Theron Bassett or Scott Galloway, Both Classical‑Liberal MBAs Cited in Debates Over Young Men’s Perspectives

Theron Bassett made a tweet on May 21, 2024, after holding fathers accountable—his post, as of 2026, surpassing 72 million views with a clear message:

To be a wife, you have to be selected. We need fathers to teach this.”

In his interview with Steve Rose, Scott Galloway links the “provider” role to economic stability, saying he tells his sons that men should pay on dates and that ‘a woman won’t be with a man who splits the bill.’ He argues that men who lack economic viability face fewer relationship opportunities and often “come off the tracks” without a partner. He notes that women fare better alone than men, who may redirect their energy into online content, conspiracy theories, etc, and struggle to form relationships.

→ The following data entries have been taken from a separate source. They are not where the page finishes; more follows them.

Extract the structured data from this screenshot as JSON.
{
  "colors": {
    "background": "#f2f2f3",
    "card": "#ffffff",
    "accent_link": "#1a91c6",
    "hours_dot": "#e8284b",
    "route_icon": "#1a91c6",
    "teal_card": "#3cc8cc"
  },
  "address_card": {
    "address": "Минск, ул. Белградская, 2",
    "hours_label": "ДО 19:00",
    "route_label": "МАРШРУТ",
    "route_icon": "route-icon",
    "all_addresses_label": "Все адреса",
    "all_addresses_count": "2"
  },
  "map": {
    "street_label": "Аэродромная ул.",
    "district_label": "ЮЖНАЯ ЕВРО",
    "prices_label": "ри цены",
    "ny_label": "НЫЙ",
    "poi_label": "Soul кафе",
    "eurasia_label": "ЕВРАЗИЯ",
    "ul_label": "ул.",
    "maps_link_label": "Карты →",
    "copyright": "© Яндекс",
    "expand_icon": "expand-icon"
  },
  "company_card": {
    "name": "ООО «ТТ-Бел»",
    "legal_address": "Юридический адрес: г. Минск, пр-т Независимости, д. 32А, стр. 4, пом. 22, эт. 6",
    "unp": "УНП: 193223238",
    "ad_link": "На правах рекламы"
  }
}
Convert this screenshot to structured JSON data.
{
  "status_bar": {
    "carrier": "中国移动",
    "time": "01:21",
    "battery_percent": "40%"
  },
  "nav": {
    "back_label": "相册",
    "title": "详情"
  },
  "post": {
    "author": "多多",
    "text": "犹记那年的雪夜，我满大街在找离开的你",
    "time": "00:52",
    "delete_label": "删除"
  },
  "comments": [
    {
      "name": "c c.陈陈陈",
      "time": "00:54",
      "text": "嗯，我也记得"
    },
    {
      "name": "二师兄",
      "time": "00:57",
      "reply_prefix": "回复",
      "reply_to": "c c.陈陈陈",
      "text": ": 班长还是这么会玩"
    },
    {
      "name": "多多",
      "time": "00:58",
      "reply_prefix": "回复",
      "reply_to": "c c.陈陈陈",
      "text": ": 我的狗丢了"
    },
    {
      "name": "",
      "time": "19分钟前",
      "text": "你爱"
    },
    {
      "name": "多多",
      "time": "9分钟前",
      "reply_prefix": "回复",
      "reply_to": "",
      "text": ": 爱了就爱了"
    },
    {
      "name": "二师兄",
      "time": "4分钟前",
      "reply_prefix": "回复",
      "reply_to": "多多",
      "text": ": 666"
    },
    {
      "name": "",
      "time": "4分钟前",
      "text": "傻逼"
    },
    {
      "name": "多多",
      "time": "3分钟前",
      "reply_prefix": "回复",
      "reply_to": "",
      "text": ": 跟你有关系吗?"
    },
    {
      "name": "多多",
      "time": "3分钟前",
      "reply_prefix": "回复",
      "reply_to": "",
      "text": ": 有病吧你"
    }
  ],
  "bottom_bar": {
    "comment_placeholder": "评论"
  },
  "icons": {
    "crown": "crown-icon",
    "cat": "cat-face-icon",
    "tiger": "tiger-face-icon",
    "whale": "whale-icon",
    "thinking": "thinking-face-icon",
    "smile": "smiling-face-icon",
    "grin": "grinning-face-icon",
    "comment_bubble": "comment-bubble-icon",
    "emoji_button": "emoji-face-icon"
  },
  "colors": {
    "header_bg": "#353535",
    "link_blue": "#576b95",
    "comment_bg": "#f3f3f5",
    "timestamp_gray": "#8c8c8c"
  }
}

Galloway also criticizes tech platforms for reinforcing isolation, warning that society may be “evolving a new breed of asexual, asocial male.” He acknowledges that his framework can be reductive and says he does not attempt to define masculinity outside his own experience.

Years of Scott Galloway, positioning himself as a voice of reason interpreting young men’s perspectives, prompted Bassett, a Gen Z life Coach & Catholic, to respond with this statement:

“We often hear: “How do we help young men?” ​This is like a child asking: “How do we help our parents?” ​Young men are not members of the society; we own the society. ​Our progressive friends, like Scott Galloway, often ask: ​”How do we help men without setting women back?

The question’s framing suggests traditional religious marriage sets women back; it does not—it promotes them. ​​Transitioning from a working doctor to becoming a doctor’s traditional wife is a promotion………”

Critics accuse Bassett of supporting household patriarchy.

To that moral charge, he pleads guilty—guilty of ‘supporting voluntary patriarchy practiced specifically within households to maintain societal order.’

Theron “Improve or Death” Bassett, a self‑proclaimed “imperfect sinner,” calls men to responsibility—rejecting excuses, deconstructing and opposing ideological extremism while grounding strength in Christianity, patriarchy, and philosophical liberalism.

He champions urban American exceptionalism, voluntary moral discipline, and the courage to fail forward.

Here is a snapshot of Bassett’s reach: three tweets, 100 million views as of 2026, and more than 240,000 likes:

Theron Bassett

Well-known Quotes attributed to Theron A. Bassett II are the following:

“Improve or death”

“We will renew Urban American Exceptionalism.”

“Philosophical liberalism provides the ideal framework for Christianity & authentic religiosity. On the Day of Judgment, we will say, “Lord, I could have chosen degeneracy—but I chose You.”

“The Mother of God, Our Lady, is Jewish. You cannot be antisemitic and be Christian.”

“Men achieve greatness when they enjoy failure. Great men are masters at failure. They stand defiant. They offer themselves two extreme ultimatums: improvement or death. They will succeed because they have absolutely nothing to lose & everything to gain.”

“As Christians, we must know—fascism is never the answer. Democracy depends on men; fascism is one man. Sin entered the world through one man, Adam; only God, incarnate as man, conquered sin & death. A nation led by one man, not by many men, is doomed.”

“From a few Black men attributing their shortcomings to white supremacy to a few White men blaming their shortfalls on affirmative action and DEI, any man who assigns his lack of lifetime success to others has hardly stepped into manhood.”

Bassett is a culturally minded, classically liberal Christian voice who urges men toward responsibility, discipline, and moral clarity. He rejects antisemitism, condemns fascism, and insists that greatness comes from embracing failure rather than blaming others. His message blends urban American exceptionalism, voluntary household patriarchy, and philosophical liberalism, calling people to choose virtue over degeneracy and improvement over excuses.

Bassett, the young anti-populist, proinstitutionalist, Inclusive traditionalist life coach & manager represents philosophical classical liberalism, which refers to the ideas grounding classical liberalism—individual liberty, limited government, free markets, and minimal state interference. In Bassett’s framing, that extends to the state avoiding intervention in what he sees as the family’s patriarchal structure.

Critics have a clear through‑line in their assessment: the collection reads confident but built on sweeping declarations that lean more on moral certainty than argument. The quotes are memorable yet often absolutist, and the framing treats Bassett’s worldview as cohesive while overlooking its internal tensions and complexities.